Simple Truth Organic Chicken is sourced from Perdue and is raised without antibiotics. This is important in preventing the rise of antibiotic resistance in bacteria colonies. Antibiotic resistance is a threat to human health and the future of animal protein production, so raising chicken and other animals without the use of antibiotics is an important aspect of sustainable farming. The chicken from Perdue is also organic and fed an organic vegetarian diet. Organic food is good for human health because it doesn’t contain remnants of synthetic pesticides and other harmful chemicals. Additionally, organic farming practices can help promote healthy soil and water and reduce agricultural pollutants. Perdue also outlines its animal welfare policies on its website, saying that chickens raised on Perdue farms have access to an outdoor area, natural light, and open air ventilation.

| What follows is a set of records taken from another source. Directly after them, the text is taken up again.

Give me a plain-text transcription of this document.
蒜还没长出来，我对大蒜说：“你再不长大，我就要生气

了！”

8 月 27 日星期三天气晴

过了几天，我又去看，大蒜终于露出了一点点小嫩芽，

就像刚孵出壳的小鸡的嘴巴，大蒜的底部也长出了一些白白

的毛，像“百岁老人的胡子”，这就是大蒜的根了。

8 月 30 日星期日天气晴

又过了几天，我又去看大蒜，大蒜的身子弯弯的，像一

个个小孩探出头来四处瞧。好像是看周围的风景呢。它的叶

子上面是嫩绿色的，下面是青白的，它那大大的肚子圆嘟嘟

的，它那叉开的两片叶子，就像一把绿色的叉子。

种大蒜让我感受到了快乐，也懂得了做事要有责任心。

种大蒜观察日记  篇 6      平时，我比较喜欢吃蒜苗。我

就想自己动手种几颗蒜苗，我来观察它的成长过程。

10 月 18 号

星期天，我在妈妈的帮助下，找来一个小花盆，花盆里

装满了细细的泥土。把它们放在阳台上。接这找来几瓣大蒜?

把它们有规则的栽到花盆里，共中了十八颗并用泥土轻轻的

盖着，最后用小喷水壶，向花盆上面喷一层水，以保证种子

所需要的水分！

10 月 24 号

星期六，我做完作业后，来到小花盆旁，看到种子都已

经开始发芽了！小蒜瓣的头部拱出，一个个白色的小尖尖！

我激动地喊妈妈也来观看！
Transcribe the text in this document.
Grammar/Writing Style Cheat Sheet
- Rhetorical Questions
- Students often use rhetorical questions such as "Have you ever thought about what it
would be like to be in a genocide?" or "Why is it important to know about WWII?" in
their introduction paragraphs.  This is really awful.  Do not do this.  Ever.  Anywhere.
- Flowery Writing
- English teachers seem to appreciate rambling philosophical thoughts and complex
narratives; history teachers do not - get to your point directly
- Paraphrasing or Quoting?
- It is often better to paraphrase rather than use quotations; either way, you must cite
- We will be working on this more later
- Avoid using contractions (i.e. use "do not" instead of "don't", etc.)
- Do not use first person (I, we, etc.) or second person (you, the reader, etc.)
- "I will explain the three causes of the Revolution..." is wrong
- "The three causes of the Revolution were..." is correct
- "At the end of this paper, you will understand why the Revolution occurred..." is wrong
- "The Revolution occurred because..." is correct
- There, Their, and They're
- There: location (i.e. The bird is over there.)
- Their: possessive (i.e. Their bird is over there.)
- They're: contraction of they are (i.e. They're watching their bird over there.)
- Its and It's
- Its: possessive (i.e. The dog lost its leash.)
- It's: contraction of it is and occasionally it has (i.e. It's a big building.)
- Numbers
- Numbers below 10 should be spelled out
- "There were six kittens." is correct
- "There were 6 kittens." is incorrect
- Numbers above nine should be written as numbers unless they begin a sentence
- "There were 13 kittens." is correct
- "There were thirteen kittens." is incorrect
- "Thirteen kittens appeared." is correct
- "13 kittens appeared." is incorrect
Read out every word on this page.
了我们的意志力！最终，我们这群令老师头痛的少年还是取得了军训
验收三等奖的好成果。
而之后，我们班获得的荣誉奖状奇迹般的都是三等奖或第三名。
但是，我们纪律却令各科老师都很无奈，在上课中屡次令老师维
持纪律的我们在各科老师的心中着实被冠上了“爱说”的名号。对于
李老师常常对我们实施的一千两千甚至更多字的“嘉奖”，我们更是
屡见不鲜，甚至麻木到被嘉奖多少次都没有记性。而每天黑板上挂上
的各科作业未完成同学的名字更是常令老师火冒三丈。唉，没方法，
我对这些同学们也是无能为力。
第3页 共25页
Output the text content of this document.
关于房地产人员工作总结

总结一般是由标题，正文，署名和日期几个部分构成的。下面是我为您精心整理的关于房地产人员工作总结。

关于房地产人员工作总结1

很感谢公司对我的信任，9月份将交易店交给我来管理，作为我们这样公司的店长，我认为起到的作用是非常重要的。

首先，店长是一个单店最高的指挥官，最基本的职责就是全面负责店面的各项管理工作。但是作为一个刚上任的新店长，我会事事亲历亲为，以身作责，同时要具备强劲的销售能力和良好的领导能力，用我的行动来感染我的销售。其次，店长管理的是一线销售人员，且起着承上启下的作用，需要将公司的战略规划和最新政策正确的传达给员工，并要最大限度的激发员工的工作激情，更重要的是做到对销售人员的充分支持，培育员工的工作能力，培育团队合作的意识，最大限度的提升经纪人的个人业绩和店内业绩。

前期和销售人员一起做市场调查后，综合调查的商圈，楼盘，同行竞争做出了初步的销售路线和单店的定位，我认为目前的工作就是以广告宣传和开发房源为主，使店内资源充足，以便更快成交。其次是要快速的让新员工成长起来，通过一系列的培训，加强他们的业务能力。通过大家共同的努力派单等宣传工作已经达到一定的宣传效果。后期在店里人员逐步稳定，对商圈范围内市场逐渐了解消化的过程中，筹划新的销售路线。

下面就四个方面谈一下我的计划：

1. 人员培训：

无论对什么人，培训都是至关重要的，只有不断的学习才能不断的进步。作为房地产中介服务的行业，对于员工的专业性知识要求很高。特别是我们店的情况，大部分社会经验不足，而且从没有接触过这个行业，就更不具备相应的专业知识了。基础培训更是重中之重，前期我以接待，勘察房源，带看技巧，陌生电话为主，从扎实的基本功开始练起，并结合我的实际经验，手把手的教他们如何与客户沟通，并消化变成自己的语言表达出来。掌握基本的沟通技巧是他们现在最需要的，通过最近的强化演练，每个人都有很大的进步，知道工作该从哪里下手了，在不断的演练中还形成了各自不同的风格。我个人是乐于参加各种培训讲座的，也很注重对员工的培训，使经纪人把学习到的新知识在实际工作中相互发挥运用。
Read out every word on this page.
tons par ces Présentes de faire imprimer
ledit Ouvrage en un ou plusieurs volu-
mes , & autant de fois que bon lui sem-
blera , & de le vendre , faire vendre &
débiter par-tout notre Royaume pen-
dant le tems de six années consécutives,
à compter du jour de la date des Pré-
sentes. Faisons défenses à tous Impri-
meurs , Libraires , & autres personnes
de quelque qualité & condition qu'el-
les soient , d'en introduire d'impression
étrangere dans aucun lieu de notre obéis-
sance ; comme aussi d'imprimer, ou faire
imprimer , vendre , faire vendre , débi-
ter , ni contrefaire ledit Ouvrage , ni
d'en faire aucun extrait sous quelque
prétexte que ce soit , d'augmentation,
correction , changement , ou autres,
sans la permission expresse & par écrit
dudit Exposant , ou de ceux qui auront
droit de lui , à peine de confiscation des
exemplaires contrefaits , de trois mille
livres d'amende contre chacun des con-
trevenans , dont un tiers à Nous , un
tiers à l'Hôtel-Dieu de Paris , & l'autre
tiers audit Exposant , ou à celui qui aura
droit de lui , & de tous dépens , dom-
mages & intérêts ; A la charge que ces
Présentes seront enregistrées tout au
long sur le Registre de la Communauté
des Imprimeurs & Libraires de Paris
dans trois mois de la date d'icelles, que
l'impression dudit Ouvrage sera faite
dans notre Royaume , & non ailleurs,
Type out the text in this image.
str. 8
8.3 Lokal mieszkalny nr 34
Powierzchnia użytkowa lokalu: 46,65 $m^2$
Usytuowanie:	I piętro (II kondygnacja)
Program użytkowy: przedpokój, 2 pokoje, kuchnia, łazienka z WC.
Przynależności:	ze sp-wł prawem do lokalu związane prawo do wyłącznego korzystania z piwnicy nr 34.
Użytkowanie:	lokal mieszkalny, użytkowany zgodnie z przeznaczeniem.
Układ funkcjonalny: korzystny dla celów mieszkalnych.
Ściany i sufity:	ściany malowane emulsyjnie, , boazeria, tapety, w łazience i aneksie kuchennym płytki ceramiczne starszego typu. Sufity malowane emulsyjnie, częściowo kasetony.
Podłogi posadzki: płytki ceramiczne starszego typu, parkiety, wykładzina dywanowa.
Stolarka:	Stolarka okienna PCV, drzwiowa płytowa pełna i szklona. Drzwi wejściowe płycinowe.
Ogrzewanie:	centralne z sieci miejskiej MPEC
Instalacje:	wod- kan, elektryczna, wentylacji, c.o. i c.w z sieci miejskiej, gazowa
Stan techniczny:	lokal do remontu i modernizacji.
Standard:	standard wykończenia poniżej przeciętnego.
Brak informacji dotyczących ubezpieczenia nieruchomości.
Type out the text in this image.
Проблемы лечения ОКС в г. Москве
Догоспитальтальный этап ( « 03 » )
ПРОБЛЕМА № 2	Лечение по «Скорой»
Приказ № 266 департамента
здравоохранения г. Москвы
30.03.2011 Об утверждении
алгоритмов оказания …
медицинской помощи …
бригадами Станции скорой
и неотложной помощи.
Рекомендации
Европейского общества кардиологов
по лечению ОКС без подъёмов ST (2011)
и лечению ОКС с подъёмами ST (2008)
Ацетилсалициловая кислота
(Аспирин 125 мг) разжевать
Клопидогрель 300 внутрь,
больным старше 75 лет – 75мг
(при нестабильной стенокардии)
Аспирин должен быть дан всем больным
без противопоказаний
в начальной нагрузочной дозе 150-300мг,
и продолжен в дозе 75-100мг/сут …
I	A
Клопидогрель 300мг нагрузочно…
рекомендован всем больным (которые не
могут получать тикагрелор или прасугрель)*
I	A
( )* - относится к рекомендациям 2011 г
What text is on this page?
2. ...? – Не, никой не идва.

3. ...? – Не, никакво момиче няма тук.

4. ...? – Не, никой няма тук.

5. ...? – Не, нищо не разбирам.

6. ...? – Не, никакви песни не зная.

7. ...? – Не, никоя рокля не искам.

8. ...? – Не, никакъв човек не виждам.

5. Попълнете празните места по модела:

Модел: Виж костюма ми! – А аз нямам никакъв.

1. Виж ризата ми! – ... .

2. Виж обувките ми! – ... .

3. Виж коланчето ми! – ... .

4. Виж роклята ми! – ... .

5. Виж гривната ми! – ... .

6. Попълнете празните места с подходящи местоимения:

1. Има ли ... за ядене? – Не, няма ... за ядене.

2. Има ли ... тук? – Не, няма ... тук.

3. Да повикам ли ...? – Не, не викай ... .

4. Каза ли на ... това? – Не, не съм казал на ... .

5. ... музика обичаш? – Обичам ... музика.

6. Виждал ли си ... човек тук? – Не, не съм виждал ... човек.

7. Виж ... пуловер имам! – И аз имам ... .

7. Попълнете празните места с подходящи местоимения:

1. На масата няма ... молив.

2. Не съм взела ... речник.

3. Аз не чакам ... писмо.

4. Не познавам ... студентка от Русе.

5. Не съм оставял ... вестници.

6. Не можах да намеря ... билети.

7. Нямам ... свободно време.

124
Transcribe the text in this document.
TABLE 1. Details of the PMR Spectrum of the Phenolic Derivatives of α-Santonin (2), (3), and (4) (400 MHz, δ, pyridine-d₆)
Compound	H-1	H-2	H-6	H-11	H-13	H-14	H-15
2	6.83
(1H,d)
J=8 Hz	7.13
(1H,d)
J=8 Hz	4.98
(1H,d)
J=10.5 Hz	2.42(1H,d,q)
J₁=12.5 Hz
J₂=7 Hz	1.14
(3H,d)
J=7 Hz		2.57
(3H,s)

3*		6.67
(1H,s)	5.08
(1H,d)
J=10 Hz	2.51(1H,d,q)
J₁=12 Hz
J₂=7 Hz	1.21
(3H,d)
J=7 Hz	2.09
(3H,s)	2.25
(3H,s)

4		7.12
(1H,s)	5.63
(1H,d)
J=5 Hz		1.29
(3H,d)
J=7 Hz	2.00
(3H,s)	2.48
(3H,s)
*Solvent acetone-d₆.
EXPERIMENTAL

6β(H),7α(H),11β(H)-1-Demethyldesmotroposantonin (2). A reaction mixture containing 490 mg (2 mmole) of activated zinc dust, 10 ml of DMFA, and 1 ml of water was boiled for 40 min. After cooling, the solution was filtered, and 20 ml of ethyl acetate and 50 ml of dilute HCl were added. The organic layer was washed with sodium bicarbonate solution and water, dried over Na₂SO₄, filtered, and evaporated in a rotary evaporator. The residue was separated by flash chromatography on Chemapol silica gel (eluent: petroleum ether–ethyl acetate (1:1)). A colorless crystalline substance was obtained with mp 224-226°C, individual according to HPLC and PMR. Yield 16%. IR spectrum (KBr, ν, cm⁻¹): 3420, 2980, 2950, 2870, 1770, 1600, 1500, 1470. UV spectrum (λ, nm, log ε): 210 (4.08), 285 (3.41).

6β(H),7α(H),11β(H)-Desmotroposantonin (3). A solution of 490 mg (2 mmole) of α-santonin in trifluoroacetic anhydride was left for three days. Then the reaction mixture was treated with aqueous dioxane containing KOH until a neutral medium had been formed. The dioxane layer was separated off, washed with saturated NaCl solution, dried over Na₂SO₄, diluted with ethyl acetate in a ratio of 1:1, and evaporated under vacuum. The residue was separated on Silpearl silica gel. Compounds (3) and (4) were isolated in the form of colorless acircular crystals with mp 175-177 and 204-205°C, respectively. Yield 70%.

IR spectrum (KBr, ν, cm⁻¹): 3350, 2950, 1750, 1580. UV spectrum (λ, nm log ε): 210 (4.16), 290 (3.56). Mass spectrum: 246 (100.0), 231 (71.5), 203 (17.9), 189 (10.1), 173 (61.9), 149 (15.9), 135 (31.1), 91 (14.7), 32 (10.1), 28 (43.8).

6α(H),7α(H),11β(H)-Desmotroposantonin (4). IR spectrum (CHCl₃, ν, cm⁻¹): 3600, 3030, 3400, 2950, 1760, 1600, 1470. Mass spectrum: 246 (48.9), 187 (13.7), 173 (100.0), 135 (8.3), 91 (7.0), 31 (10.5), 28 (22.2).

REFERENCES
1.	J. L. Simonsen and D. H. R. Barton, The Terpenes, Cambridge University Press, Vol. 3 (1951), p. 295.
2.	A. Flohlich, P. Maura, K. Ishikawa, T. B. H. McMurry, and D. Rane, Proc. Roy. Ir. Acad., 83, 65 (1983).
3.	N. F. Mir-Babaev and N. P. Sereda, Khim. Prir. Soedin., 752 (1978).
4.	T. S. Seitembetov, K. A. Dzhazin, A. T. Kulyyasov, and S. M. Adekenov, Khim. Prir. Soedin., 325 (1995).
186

There is no clear information on their website about the square footage per bird. This is likely because Perdue partners with smaller family farmers rather than owning large scale farms, so exact conditions like this are not entirely consistent. As to how the birds are slaughtered and processed, the company website mostly emphasizes that the whole supply chain is located within the U.S. I wish there was more information on how the chicken is processed and packaged that could demonstrate the company’s sustainability. 

Who makes it:


In this section I will discuss the two major contributors in producing Simple Truth Organic Chicken, Perdue and Kroger. First, the suppliers: Perdue Farms. On their website, Perdue has a page dedicated to environmental stewardship where they outline their five year plan to become more environmentally friendly. Their main goals are to reduce their greenhouse gas intensity 30%, reduce water usage by 25%, and decrease solid waste sent to landfills 90% by 2023. They also have information about their progress in 2020 and their overall progress compared to a 2015 benchmark. They have succeeded in diverting 93% of waste sent to landfills and have decreased carbon emissions 15%. However, their water usage intensity has increased. Despite this, I am glad to see their progress in sustainable agriculture transparently represented on their website. This honesty is a refreshing contrast to many other companies who only discuss the positive progress they've made and omit data that shows them falling short of their goals. Furthermore, each Perdue location is required to take on an annual Facility Sustainability Project that reduces waste or emissions. Overall, I think Perdue is putting in tremendous efforts to be sustainable and is succeeding in many ways. The same can’t be said for Kroger, the parent company of Simple Truth Organic. Kroger does have a Zero Hunger Zero Waste initiative that I applaud, however they also own a lot of distinctly unsustainable brands. (Such as other private labels that use completely conventional farming practices). I do appreciate their efforts towards being more environmentally friendly, but I would like to see more concrete progress before I could comfortably call Kroger a sustainable company.